During one of my visits to her bungalow, Shakuntalabai handed over an issue of the ‘Samaj-swasthya’ monthly. As usual, there was a photo of a naked woman on the cover of the magazine and the motto of the magazine on the inside page:
‘Obscenity is not a quality of any article, picture or another object, it is just a quality of the mind of the accuser.’ This motto was a slap in the face to the person who accused Raghunath Karve’s first Marathi scientific sexuality-related magazine ‘Samaj-swasthya’ of obscenity. As once Raghunath Karve was convicted on the charges of obscenity and fined, he started regularly publishing this motto in his periodical ‘Samaj-swasthya’.
I have to this date preserved that 15 March 1940 issue of ‘Samaj-swasthya’, costing two annas as an invaluable gift by Shakuntalabai and a historical legacy.

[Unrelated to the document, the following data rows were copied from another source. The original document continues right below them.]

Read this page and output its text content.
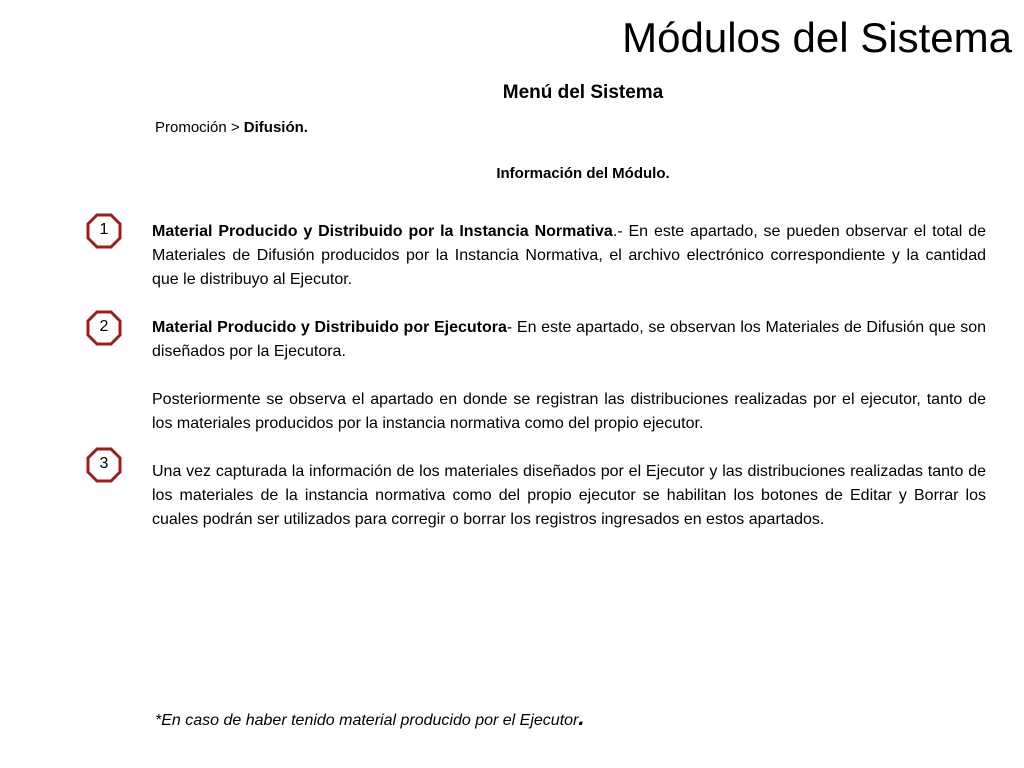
Módulos del Sistema
Menú del Sistema
Promoción > Difusión.
Información del Módulo.
1
2
3

Material Producido y Distribuido por la Instancia Normativa.- En este apartado, se pueden observar el total de Materiales de Difusión producidos por la Instancia Normativa, el archivo electrónico correspondiente y la cantidad que le distribuyo al Ejecutor.

Material Producido y Distribuido por Ejecutora- En este apartado, se observan los Materiales de Difusión que son diseñados por la Ejecutora.

Posteriormente se observa el apartado en donde se registran las distribuciones realizadas por el ejecutor, tanto de los materiales producidos por la instancia normativa como del propio ejecutor.

Una vez capturada la información de los materiales diseñados por el Ejecutor y las distribuciones realizadas tanto de los materiales de la instancia normativa como del propio ejecutor se habilitan los botones de Editar y Borrar los cuales podrán ser utilizados para corregir o borrar los registros ingresados en estos apartados.

*En caso de haber tenido material producido por el Ejecutor.
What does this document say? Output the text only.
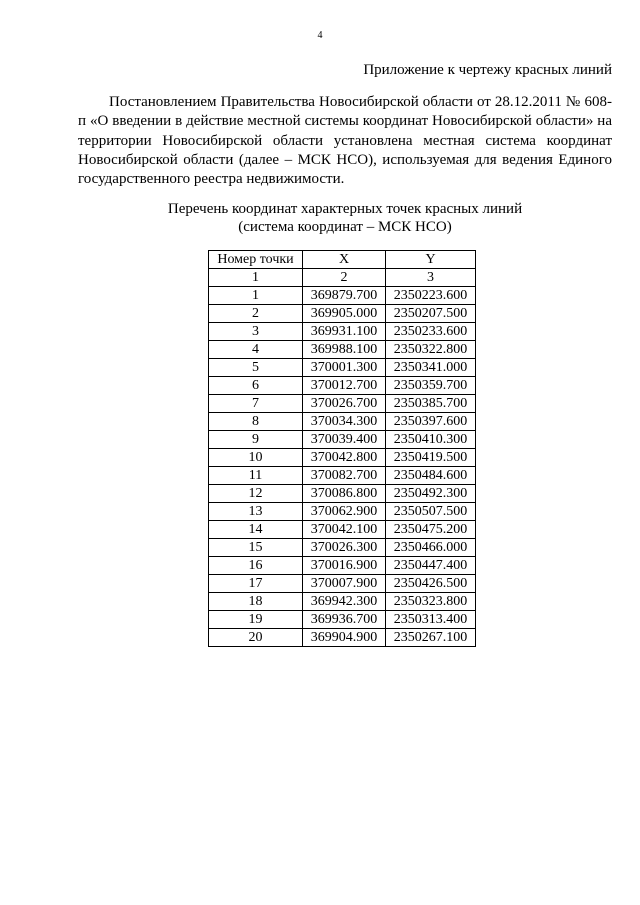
4
Приложение к чертежу красных линий

Постановлением Правительства Новосибирской области от 28.12.2011 № 608-п «О введении в действие местной системы координат Новосибирской области» на территории Новосибирской области установлена местная система координат Новосибирской области (далее – МСК НСО), используемая для ведения Единого государственного реестра недвижимости.

Перечень координат характерных точек красных линий
(система координат – МСК НСО)
Номер точки	X	Y
1	2	3
1	369879.700	2350223.600
2	369905.000	2350207.500
3	369931.100	2350233.600
4	369988.100	2350322.800
5	370001.300	2350341.000
6	370012.700	2350359.700
7	370026.700	2350385.700
8	370034.300	2350397.600
9	370039.400	2350410.300
10	370042.800	2350419.500
11	370082.700	2350484.600
12	370086.800	2350492.300
13	370062.900	2350507.500
14	370042.100	2350475.200
15	370026.300	2350466.000
16	370016.900	2350447.400
17	370007.900	2350426.500
18	369942.300	2350323.800
19	369936.700	2350313.400
20	369904.900	2350267.100
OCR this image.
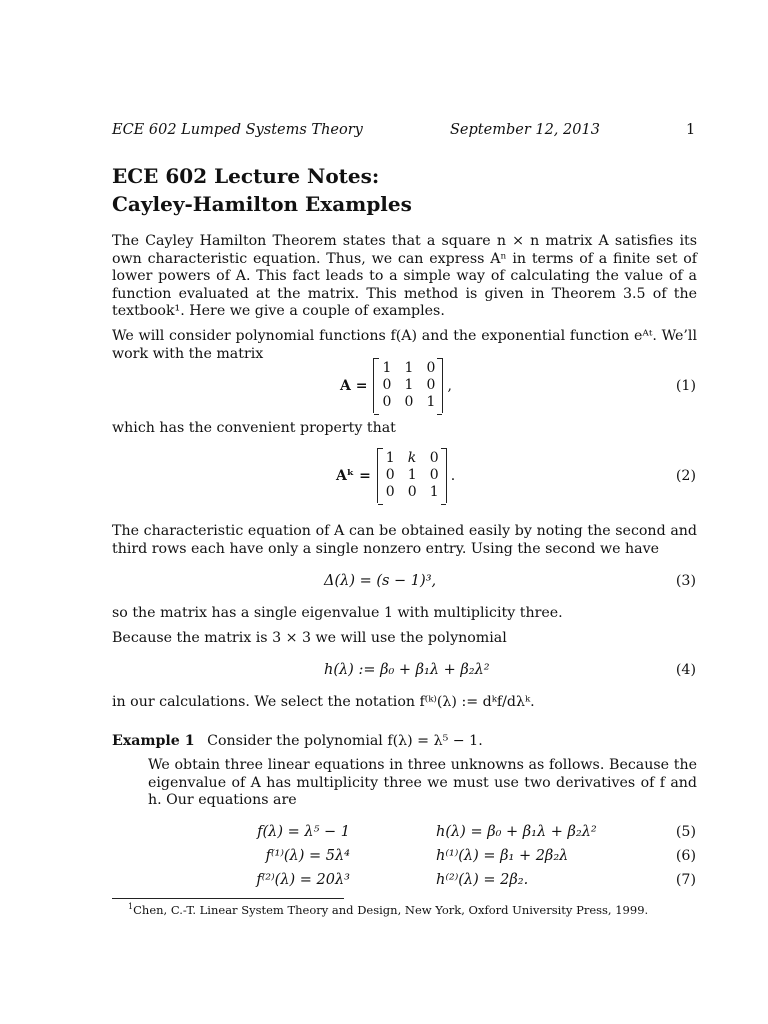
ECE 602 Lumped Systems Theory	September 12, 2013	1
ECE 602 Lecture Notes:
Cayley-Hamilton Examples

The Cayley Hamilton Theorem states that a square n × n matrix A satisfies its own characteristic equation. Thus, we can express Aⁿ in terms of a finite set of lower powers of A. This fact leads to a simple way of calculating the value of a function evaluated at the matrix. This method is given in Theorem 3.5 of the textbook¹. Here we give a couple of examples.

We will consider polynomial functions f(A) and the exponential function eᴬᵗ. We’ll work with the matrix

A =
1 1 0
0 1 0
0 0 1
,	(1)

which has the convenient property that

Aᵏ =
1 k 0
0 1 0
0 0 1
.	(2)

The characteristic equation of A can be obtained easily by noting the second and third rows each have only a single nonzero entry. Using the second we have

Δ(λ) = (s − 1)³,	(3)

so the matrix has a single eigenvalue 1 with multiplicity three.

Because the matrix is 3 × 3 we will use the polynomial

h(λ) := β₀ + β₁λ + β₂λ²	(4)

in our calculations. We select the notation f⁽ᵏ⁾(λ) := dᵏf/dλᵏ.

Example 1 Consider the polynomial f(λ) = λ⁵ − 1.

We obtain three linear equations in three unknowns as follows. Because the eigenvalue of A has multiplicity three we must use two derivatives of f and h. Our equations are

f(λ) = λ⁵ − 1	h(λ) = β₀ + β₁λ + β₂λ²	(5)
f⁽¹⁾(λ) = 5λ⁴	h⁽¹⁾(λ) = β₁ + 2β₂λ	(6)
f⁽²⁾(λ) = 20λ³	h⁽²⁾(λ) = 2β₂.	(7)
$^1$Chen, C.-T. Linear System Theory and Design, New York, Oxford University Press, 1999.
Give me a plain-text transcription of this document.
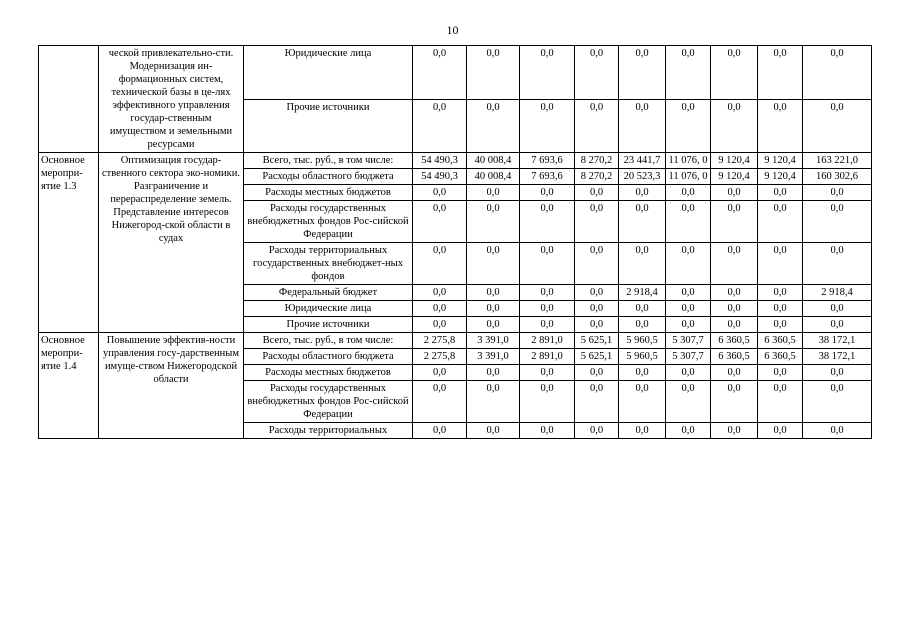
10
	ческой привлекательно-сти. Модернизация ин-формационных систем, технической базы в це-лях эффективного управления государ-ственным имуществом и земельными ресурсами	Юридические лица	0,0	0,0	0,0	0,0	0,0	0,0	0,0	0,0	0,0
		Прочие источники	0,0	0,0	0,0	0,0	0,0	0,0	0,0	0,0	0,0
Основное меропри-ятие 1.3	Оптимизация государ-ственного сектора эко-номики. Разграничение и перераспределение земель. Представление интересов Нижегород-ской области в судах	Всего, тыс. руб., в том числе:	54 490,3	40 008,4	7 693,6	8 270,2	23 441,7	11 076, 0	9 120,4	9 120,4	163 221,0
		Расходы областного бюджета	54 490,3	40 008,4	7 693,6	8 270,2	20 523,3	11 076, 0	9 120,4	9 120,4	160 302,6
		Расходы местных бюджетов	0,0	0,0	0,0	0,0	0,0	0,0	0,0	0,0	0,0
		Расходы государственных внебюджетных фондов Рос-сийской Федерации	0,0	0,0	0,0	0,0	0,0	0,0	0,0	0,0	0,0
		Расходы территориальных государственных внебюджет-ных фондов	0,0	0,0	0,0	0,0	0,0	0,0	0,0	0,0	0,0
		Федеральный бюджет	0,0	0,0	0,0	0,0	2 918,4	0,0	0,0	0,0	2 918,4
		Юридические лица	0,0	0,0	0,0	0,0	0,0	0,0	0,0	0,0	0,0
		Прочие источники	0,0	0,0	0,0	0,0	0,0	0,0	0,0	0,0	0,0
Основное меропри-ятие 1.4	Повышение эффектив-ности управления госу-дарственным имуще-ством Нижегородской области	Всего, тыс. руб., в том числе:	2 275,8	3 391,0	2 891,0	5 625,1	5 960,5	5 307,7	6 360,5	6 360,5	38 172,1
		Расходы областного бюджета	2 275,8	3 391,0	2 891,0	5 625,1	5 960,5	5 307,7	6 360,5	6 360,5	38 172,1
		Расходы местных бюджетов	0,0	0,0	0,0	0,0	0,0	0,0	0,0	0,0	0,0
		Расходы государственных внебюджетных фондов Рос-сийской Федерации	0,0	0,0	0,0	0,0	0,0	0,0	0,0	0,0	0,0
		Расходы территориальных	0,0	0,0	0,0	0,0	0,0	0,0	0,0	0,0	0,0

Raghunath Karve’s articles led to lawsuits filed against him under the Pornography Act. When a case against Raghunath was filed for the first time in 1931, Shakuntalabai, who then worked for the International Labour Organization in Geneva, sent him two pounds to cover the cost of the trial. In one of these obscenity cases, Dr Babasaheb Ambedkar, who later drafted India’s Constitution, appeared as Raghunath Karve’s lawyer.
Dr Ambedkar rushed to the rescue of Raghunath Karve to defend him against the charge of obscenity. This information was new to me. It was a pleasant shock to have Dr Ambedkar, a crusader against the practice of untouchability, backing Raghunath Karve, the lone fighter in the family planning campaign in the country.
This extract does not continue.